Digital Encounters presents a Pier-side showcase of current interactive artworks by Professor Paul Sermon and his PhD students Jeremiah Ambrose and Jane Frances Dunlop from the School of Art at the University of Brighton, with performed contributions from Ann Light, Professor of Design and Creative Technology at the University of Sussex. These digital encounters explore augmented presence, telematic touch and virtual reality experiences in four secluded booths located in Horatio’s Bar on Brighton Pier. Presented akin to Edwardian scientific experiments, they become analogous to how the technologies of film, illusion and clairvoyance first appeared in amusement arcades and attractions on seaside piers. This event represents a panel-conversation between the participants taking part in the form of interactive experiences that will connect and inform creative arts and science themes concerning the body, virtual space, augmentation, performance, and identity, providing participation for an audience of all ages and interests.

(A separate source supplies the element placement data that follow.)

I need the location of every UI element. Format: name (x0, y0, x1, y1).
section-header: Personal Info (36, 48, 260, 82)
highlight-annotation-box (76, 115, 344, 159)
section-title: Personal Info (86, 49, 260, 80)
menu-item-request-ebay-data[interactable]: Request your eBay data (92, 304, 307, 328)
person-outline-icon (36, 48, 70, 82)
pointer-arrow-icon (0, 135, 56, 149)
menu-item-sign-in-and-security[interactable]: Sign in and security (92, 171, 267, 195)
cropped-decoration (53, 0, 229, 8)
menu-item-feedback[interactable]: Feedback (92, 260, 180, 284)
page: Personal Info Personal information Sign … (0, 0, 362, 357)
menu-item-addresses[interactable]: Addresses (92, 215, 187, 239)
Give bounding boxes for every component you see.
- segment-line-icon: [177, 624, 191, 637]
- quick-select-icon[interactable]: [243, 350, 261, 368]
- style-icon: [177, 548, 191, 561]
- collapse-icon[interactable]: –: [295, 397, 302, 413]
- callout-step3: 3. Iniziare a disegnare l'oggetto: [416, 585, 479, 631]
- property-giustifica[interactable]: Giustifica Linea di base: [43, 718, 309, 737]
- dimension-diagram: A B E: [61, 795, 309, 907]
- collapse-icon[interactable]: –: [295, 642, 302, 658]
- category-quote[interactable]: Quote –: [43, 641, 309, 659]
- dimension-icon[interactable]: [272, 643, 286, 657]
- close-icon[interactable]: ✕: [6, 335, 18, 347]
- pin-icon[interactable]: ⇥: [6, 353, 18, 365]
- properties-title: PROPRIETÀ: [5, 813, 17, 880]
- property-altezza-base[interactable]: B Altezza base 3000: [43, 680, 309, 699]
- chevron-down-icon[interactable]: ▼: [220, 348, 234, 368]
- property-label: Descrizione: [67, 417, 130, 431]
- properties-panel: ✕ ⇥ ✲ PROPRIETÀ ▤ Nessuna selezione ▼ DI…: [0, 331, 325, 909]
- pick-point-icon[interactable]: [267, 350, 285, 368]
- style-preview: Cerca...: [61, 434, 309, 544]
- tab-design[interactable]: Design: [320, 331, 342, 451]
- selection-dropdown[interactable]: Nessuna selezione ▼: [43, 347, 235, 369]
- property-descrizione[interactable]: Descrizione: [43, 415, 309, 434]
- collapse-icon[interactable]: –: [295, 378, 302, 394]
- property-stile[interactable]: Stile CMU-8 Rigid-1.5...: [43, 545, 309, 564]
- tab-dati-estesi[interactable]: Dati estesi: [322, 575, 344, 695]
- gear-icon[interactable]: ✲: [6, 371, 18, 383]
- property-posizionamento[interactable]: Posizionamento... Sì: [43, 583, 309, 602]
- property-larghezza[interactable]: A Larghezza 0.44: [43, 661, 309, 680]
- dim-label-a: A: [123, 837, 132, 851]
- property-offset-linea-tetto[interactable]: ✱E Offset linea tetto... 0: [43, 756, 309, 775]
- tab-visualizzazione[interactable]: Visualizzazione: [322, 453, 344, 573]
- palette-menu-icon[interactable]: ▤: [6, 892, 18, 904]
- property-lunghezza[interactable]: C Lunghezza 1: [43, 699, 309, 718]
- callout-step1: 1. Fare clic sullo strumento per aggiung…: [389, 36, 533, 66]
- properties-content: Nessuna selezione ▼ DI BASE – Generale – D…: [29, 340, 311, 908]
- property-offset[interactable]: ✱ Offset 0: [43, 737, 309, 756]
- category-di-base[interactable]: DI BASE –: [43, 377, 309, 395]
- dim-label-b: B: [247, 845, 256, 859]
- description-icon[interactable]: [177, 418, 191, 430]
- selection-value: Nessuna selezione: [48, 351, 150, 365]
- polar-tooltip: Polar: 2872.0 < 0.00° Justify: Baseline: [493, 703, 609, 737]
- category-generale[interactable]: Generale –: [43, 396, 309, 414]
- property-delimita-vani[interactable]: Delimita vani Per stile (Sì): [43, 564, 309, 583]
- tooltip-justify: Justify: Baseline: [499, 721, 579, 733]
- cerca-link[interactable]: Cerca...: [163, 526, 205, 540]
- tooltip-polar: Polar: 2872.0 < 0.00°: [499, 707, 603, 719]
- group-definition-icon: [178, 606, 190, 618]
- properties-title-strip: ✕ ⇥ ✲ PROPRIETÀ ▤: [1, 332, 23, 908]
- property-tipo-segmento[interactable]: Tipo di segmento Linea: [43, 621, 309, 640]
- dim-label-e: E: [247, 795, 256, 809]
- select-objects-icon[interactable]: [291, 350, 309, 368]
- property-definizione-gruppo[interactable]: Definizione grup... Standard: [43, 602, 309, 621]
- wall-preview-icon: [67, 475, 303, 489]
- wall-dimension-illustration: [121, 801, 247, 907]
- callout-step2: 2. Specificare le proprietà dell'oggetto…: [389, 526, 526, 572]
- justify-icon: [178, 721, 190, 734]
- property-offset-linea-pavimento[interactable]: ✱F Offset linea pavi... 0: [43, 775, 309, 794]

Digital Encounters exhibition handout (3MB) PDF

In this interactive 360° film installation, the user becomes a ghost-like viewer immersed in a series of curated moments as their gaze interactions allow them to possess uncanny perspectives of Brighton Pier. The imitation or reproduction of reality is an artistic endeavour accelerated by cinematic immersion. Framed in the histories of the magic lantern, the phantasmagoria used these devices to project apparitions to its audiences. Inverting such practices, Mimesis allows its users to embody cinematic spaces and control their movements through time and space. Amounting to a cinema VRité, this practice turns the user into the proverbial fly-on-the-wall, whilst allowing for the creation of non-linear narratives established by their interactions.

A storyteller haunts a secluded booth: traces of a tale that tangles the real and digital, the mythical and the actual, weave in and out of focus. weaver is a sound and video installation that tracks the threads that twist through the digital and physical world. Inspired by the Greek Myth of Arachne, it uses the story of the fickle Athena and the proud Arachne to explore how information weaves across our contemporary digital networks. In the myth, Arachne is a weaver, a talented and boastful one. Challenged to a contest by Athena, she is on the verge of winning when the god flies into a rage and turns her into a spider. She is cursed to weave a web forever. Metaphors of webs and weaving resonate throughout contemporary digital technologies: textile production provided an early template for computers and ‘the web’ is central to our daily use of the Internet. In this installation, ‘weaving’ and mythology provide a way to consider how digital technologies augment our lives. The myth of the weaver becomes a parable for contemporary efforts to grapple with a digital world. Sat in an empty booth, we hear fragments of the myth and watch images of spiders, hands, and technologies weaving in and out of one another. The result is an eerie installation, in which digital sounds and images interlace a secluded space to the virtual world and its real surroundings. It is a digital myth that haunts the space as fragments of sound and video become entangled with the noise and events space around it.

Whilst our typing hands do not normally have any further role or function other than pressing keys, this installation proposes to turn our webcam chat attention away from our talking head and focus on our hands, located on a shared telepresent keyboard, as a backdrop to a new space of remote intimacy. A space that was once the domain of textual exchanges now becomes the space of performance, abstract poetry, and handheld encounters as a new sensation of being touched by text. ‘Telematic Touched’ aims to provoke an altogether new social networked encounter by simply rearranging our computer peripherals; webcam, projector and screen in an alternative manner. As each person begins to type and chat his or her hands meet and visually mix on this telepresent keyboard surface where dialogues, games, and encounters unfold. Whilst on the one hand it is a completely simple set up it is on the other an entirely new physical encounter; echoing palmist conversations that suggest the convergence of virtual spirits and contemporary digital chat-room environments composited on screen.